It’s Called Skunk Works For A Reason (Actually, Two)

For some reason I’ve had a flurry of conversations lately with organisations thinking about setting up some kind of sexy innovation ‘centre’ or ‘lab’ or ‘hot-house’. The conversation quickly devolves into ‘it depends’ territory. Sometimes it’s a good idea; sometimes it’s not. The answer depends on the Level of Innovation Capability Maturity of the enterprise. At Level 1, it’s usually a really bad idea; Level 2 and it potentially becomes a good idea; Level 3 and it’s probably a bad idea again.

The usual model for these kinds of innovation early learning centre is the Lockheed Skunk Works.

When it was set up, in the late 1930s, Lockheed was a Level 2 Capability innovator. Actually, they probably still are. The aerospace industry has some particular innovation challenges to overcome that make it very difficult to evolve past Level 2, not least of which is the need to be able to re-assure customers that you’re the safest industry on the planet (no-one likes it when aeroplanes fall out of the sky), and that you’re simultaneously able to do exciting new things.

Skunk Works solves the contradiction by physically separating production and development activities. Different rules, different protocols, different procedures, different reward systems. Different pretty much everything. Operations World and Innovation World are literally two separate worlds.

What’s often lost on Level 2 ICMM enterprises contemplating their own Skunk Works is the significance of the name chosen by Lockheed.

First up, ‘Skunk’. Which is deliberately a very non-aspirational kind of creature. When someone calls you a skunk, they’re probably not being complimentary. Very few people want to be tarred with such a non-attractive label. Which turns out to be a terrific way of separating the innovators and the operational excellence people in an organisation. Innovators know that they’re looked down on by the rest of the enterprise, and they don’t care. They’re people with a different perspective on why they come to work each day. Ego means nothing; doing exciting stuff means everything.

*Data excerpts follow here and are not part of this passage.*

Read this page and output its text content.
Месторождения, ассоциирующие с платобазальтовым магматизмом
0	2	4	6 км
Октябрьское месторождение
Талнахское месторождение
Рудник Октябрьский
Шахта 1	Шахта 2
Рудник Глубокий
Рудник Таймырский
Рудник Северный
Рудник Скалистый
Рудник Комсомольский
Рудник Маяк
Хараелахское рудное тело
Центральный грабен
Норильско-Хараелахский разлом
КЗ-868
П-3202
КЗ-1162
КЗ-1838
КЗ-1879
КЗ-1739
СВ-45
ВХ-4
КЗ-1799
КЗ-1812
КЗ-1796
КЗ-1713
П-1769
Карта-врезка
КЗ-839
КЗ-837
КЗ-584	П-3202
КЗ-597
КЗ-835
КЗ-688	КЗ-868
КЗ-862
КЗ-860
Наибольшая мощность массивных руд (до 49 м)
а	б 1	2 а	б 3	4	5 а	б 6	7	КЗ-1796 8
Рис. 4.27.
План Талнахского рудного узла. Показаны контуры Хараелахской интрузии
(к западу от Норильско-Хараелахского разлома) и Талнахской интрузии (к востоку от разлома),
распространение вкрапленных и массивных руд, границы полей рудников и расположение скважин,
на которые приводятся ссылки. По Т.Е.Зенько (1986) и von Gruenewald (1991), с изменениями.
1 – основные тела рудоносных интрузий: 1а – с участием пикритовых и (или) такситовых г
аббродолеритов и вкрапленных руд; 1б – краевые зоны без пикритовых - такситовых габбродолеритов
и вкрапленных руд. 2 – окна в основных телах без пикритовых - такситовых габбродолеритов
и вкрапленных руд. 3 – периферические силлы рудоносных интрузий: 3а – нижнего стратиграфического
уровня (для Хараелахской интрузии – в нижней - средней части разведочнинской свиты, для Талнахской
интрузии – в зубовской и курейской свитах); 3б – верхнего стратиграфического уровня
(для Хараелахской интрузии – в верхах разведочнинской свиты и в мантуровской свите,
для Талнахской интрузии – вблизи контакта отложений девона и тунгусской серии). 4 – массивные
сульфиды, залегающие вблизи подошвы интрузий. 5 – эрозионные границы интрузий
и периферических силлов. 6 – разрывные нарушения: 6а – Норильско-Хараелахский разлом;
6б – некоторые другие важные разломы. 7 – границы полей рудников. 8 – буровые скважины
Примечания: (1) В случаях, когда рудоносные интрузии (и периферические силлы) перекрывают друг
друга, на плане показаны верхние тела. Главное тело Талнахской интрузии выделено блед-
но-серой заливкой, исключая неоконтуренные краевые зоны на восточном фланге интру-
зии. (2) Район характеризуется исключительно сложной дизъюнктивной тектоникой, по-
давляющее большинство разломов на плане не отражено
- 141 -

Second comes ‘Works’. This is slightly more subtle than ‘Skunk’, but it is nevertheless a critical part of Lockheed’s success. Skunk Works is a place where work is done. It’s not a ‘lab’ or an ‘incubator’ or a ‘centre’ or any other pretty name for a physical space full of bean-bags and motivational creativity posters. A Works produce real aircraft that are going to fly in the real sky. It is an innovation factory.

The two words form an important contradiction that prospective innovators need to embrace and work through:

 

 

 

 

 

 

 

 

 

 

 

 

I was fortunate enough to spend the first fifteen years of my career in the aerospace industry, and even more fortunate to visit Skunk Works at a time close to its peak days. At the time it was quite literally a place where people with real grit consistently delivered the impossible, impossibly quickly and at impossibly low cost. Not a bean-bag  or delicate managerial ego in sight.